It’s been evident for a good while now that Donald Trump is the overwhelming favorite to win his third consecutive Republican presidential nomination with just two rivals having even a ghost of a chance to knock him off his stride. In August, eight challengers to Trump made the stage in the first GOP debate in Milwaukee. Two weeks before the first official 2024 contest in Iowa, the only significant candidate debate on the immediate horizon (sponsored by CNN) will feature just Nikki Haley and Ron DeSantis. Yes, Chris Christie and Vivek Ramaswamy are still active presidential aspirants, and technically Asa Hutchinson is still in the race. But by any realistic measure, these are zombie candidacies, accounting for a combined 8 percent of the vote in the RealClearPolitics national polling averages.
Barring some totally unprecedented development, Trump is going to win the Iowa caucuses on January 15 (his lead in the RCP averages there is currently 32.7 percent). The big question is whether DeSantis can keep his campaign temporarily alive by finishing second after focusing all his resources on Iowa or if he will instead give way to Haley, who has a remote but distinct path to viability in New Hampshire and then in her home state of South Carolina. That makes the head-to-head debate between these two survivors on January 10 at Drake University in Des Moines a genuinely interesting and significant encounter. It will offer DeSantis one final chance to deploy his more-conservative-than-anyone message in hopes of peeling off Trump loyalists while depicting Haley as too RINO-ish for a GOP defined by the MAGA movement, even as Haley seeks to consolidate anti-Trump voters and advertise her allegedly superior electability to Republicans starved for power. Trump, of course, will skip the debate and, in fact, hold a town-hall event in Des Moines sponsored by Fox News on the same evening.
If Haley does finish behind DeSantis in Iowa (as most, though not all, polls currently project), the Florida governor will stay in the race at least through New Hampshire (just eight days after Iowa) and Christie will almost certainly be emboldened to stick it out as well in hopes of challenging Haley’s hold on anti-Trump voters. If, however, Haley edges DeSantis out in Iowa, there will be enormous pressure on both DeSantis and Christie to withdraw and give the former South Carolina governor a clean shot at Trump in New Hampshire and then (a month later) on her home turf in the Palmetto State.

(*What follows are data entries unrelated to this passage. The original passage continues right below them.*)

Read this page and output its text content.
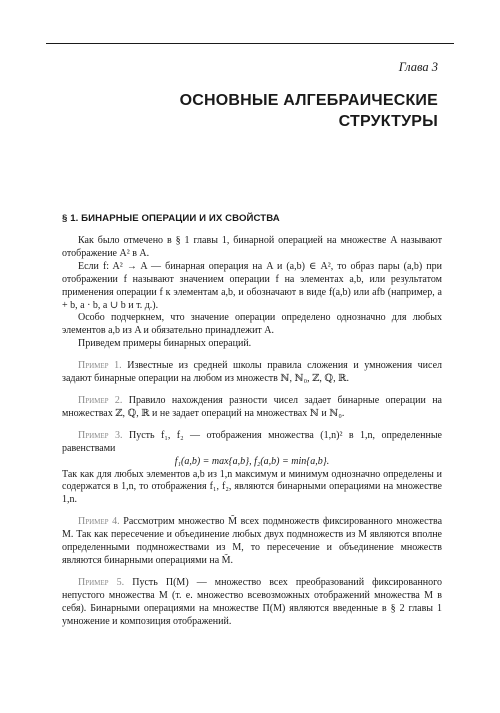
Глава 3
ОСНОВНЫЕ АЛГЕБРАИЧЕСКИЕ
СТРУКТУРЫ
§ 1. БИНАРНЫЕ ОПЕРАЦИИ И ИХ СВОЙСТВА

Как было отмечено в § 1 главы 1, бинарной операцией на множестве A называют отображение A² в A.

Если f: A² → A — бинарная операция на A и (a,b) ∈ A², то образ пары (a,b) при отображении f называют значением операции f на элементах a,b, или результатом применения операции f к элементам a,b, и обозначают в виде f(a,b) или afb (например, a + b, a · b, a ∪ b и т. д.).

Особо подчеркнем, что значение операции определено однозначно для любых элементов a,b из A и обязательно принадлежит A.

Приведем примеры бинарных операций.

Пример 1. Известные из средней школы правила сложения и умножения чисел задают бинарные операции на любом из множеств ℕ, ℕ₀, ℤ, ℚ, ℝ.

Пример 2. Правило нахождения разности чисел задает бинарные операции на множествах ℤ, ℚ, ℝ и не задает операций на множествах ℕ и ℕ₀.

Пример 3. Пусть f₁, f₂ — отображения множества (1,n)² в 1,n, определенные равенствами

f₁(a,b) = max{a,b}, f₂(a,b) = min{a,b}.

Так как для любых элементов a,b из 1,n максимум и минимум однозначно определены и содержатся в 1,n, то отображения f₁, f₂, являются бинарными операциями на множестве 1,n.

Пример 4. Рассмотрим множество M̃ всех подмножеств фиксированного множества M. Так как пересечение и объединение любых двух подмножеств из M являются вполне определенными подмножествами из M, то пересечение и объединение множеств являются бинарными операциями на M̃.

Пример 5. Пусть Π(M) — множество всех преобразований фиксированного непустого множества M (т. е. множество всевозможных отображений множества M в себя). Бинарными операциями на множестве Π(M) являются введенные в § 2 главы 1 умножение и композиция отображений.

Add it all up and Haley likely poses the only real threat to Trump wrapping up the nomination before his legal problems — now including possible exclusion from general-election ballots in some states — may begin to hurt, rather than help, his standing among Republicans and general-election swing voters alike. That also seems to be the calculation of Team Trump, which has abruptly shifted from ignoring or dismissing Haley (whom Trump himself has nicknamed “Bird Brain”) to attacking her for alleged tax heresy during her gubernatorial tenure and drawing attention to her recent gaffe in omitting slavery when asked about the origins of the U.S. Civil War.

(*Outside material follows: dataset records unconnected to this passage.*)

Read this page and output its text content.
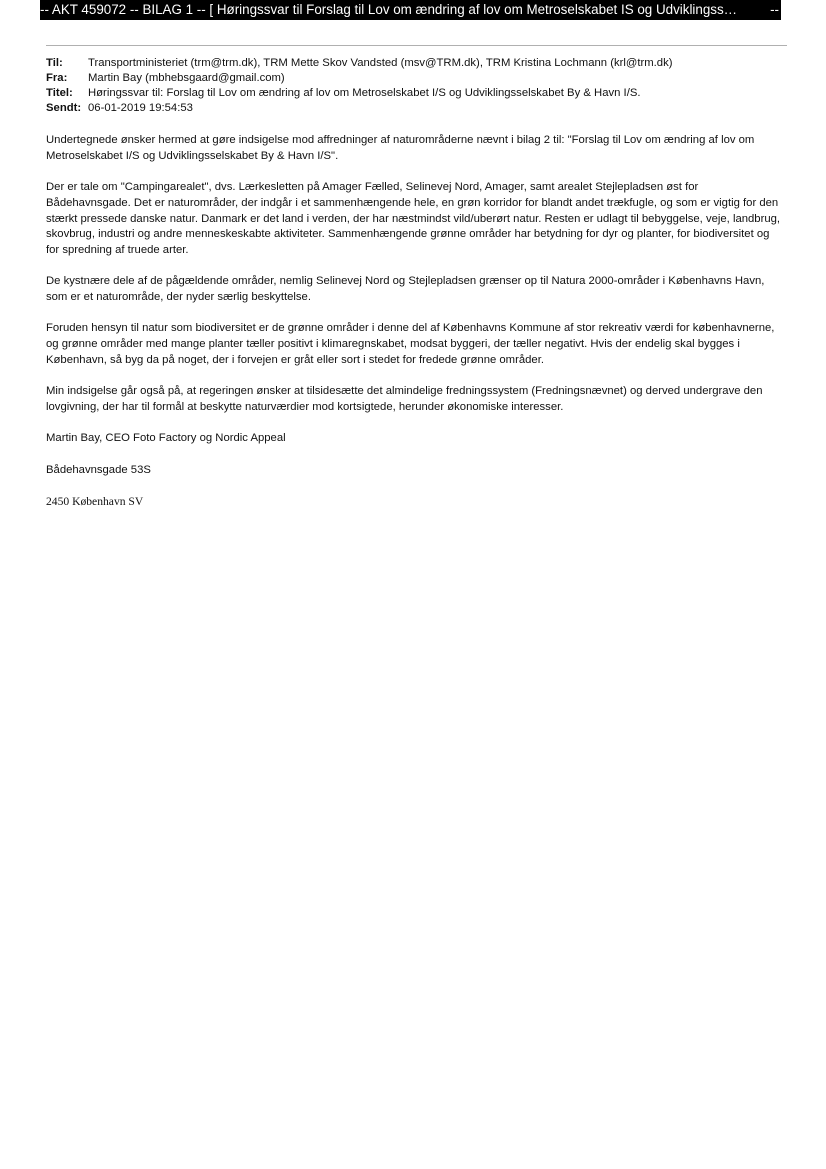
-- AKT 459072 -- BILAG 1 -- [ Høringssvar til Forslag til Lov om ændring af lov om Metroselskabet IS og Udviklingss…	--
Til:	Transportministeriet (trm@trm.dk), TRM Mette Skov Vandsted (msv@TRM.dk), TRM Kristina Lochmann (krl@trm.dk)
Fra:	Martin Bay (mbhebsgaard@gmail.com)
Titel:	Høringssvar til: Forslag til Lov om ændring af lov om Metroselskabet I/S og Udviklingsselskabet By & Havn I/S.
Sendt: 06-01-2019 19:54:53

Undertegnede ønsker hermed at gøre indsigelse mod affredninger af naturområderne nævnt i bilag 2 til: "Forslag til Lov om ændring af lov om Metroselskabet I/S og Udviklingsselskabet By & Havn I/S".

Der er tale om "Campingarealet", dvs. Lærkesletten på Amager Fælled, Selinevej Nord, Amager, samt arealet Stejlepladsen øst for Bådehavnsgade. Det er naturområder, der indgår i et sammenhængende hele, en grøn korridor for blandt andet trækfugle, og som er vigtig for den stærkt pressede danske natur. Danmark er det land i verden, der har næstmindst vild/uberørt natur. Resten er udlagt til bebyggelse, veje, landbrug, skovbrug, industri og andre menneskeskabte aktiviteter. Sammenhængende grønne områder har betydning for dyr og planter, for biodiversitet og for spredning af truede arter.

De kystnære dele af de pågældende områder, nemlig Selinevej Nord og Stejlepladsen grænser op til Natura 2000-områder i Københavns Havn, som er et naturområde, der nyder særlig beskyttelse.

Foruden hensyn til natur som biodiversitet er de grønne områder i denne del af Københavns Kommune af stor rekreativ værdi for københavnerne, og grønne områder med mange planter tæller positivt i klimaregnskabet, modsat byggeri, der tæller negativt. Hvis der endelig skal bygges i København, så byg da på noget, der i forvejen er gråt eller sort i stedet for fredede grønne områder.

Min indsigelse går også på, at regeringen ønsker at tilsidesætte det almindelige fredningssystem (Fredningsnævnet) og derved undergrave den lovgivning, der har til formål at beskytte naturværdier mod kortsigtede, herunder økonomiske interesser.

Martin Bay, CEO Foto Factory og Nordic Appeal

Bådehavnsgade 53S

2450 København SV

It says a lot about the asymmetric dynamics of the Republican race that even as Trump assails Haley as an empty-headed taxaholic, Haley’s main recent comment about Trump was that, as president, she would pardon him for any and all federal criminal charges of which he might be convicted. While her stated rationale for this position is that it will divide the country to “have an 80-year-old man sitting in jail,” her implicit message is that she agrees with the majority of Republican voters who think Trump has done nothing to deserve his many indictments, much less the possible convictions he faces. For Haley as for DeSantis (who has also promised a Trump pardon), this is simply the price of admission for anyone seriously aspiring to the GOP presidential nomination. And that’s one reason neither of these remaining challengers is going to succeed barring a big upset once voters begin voting.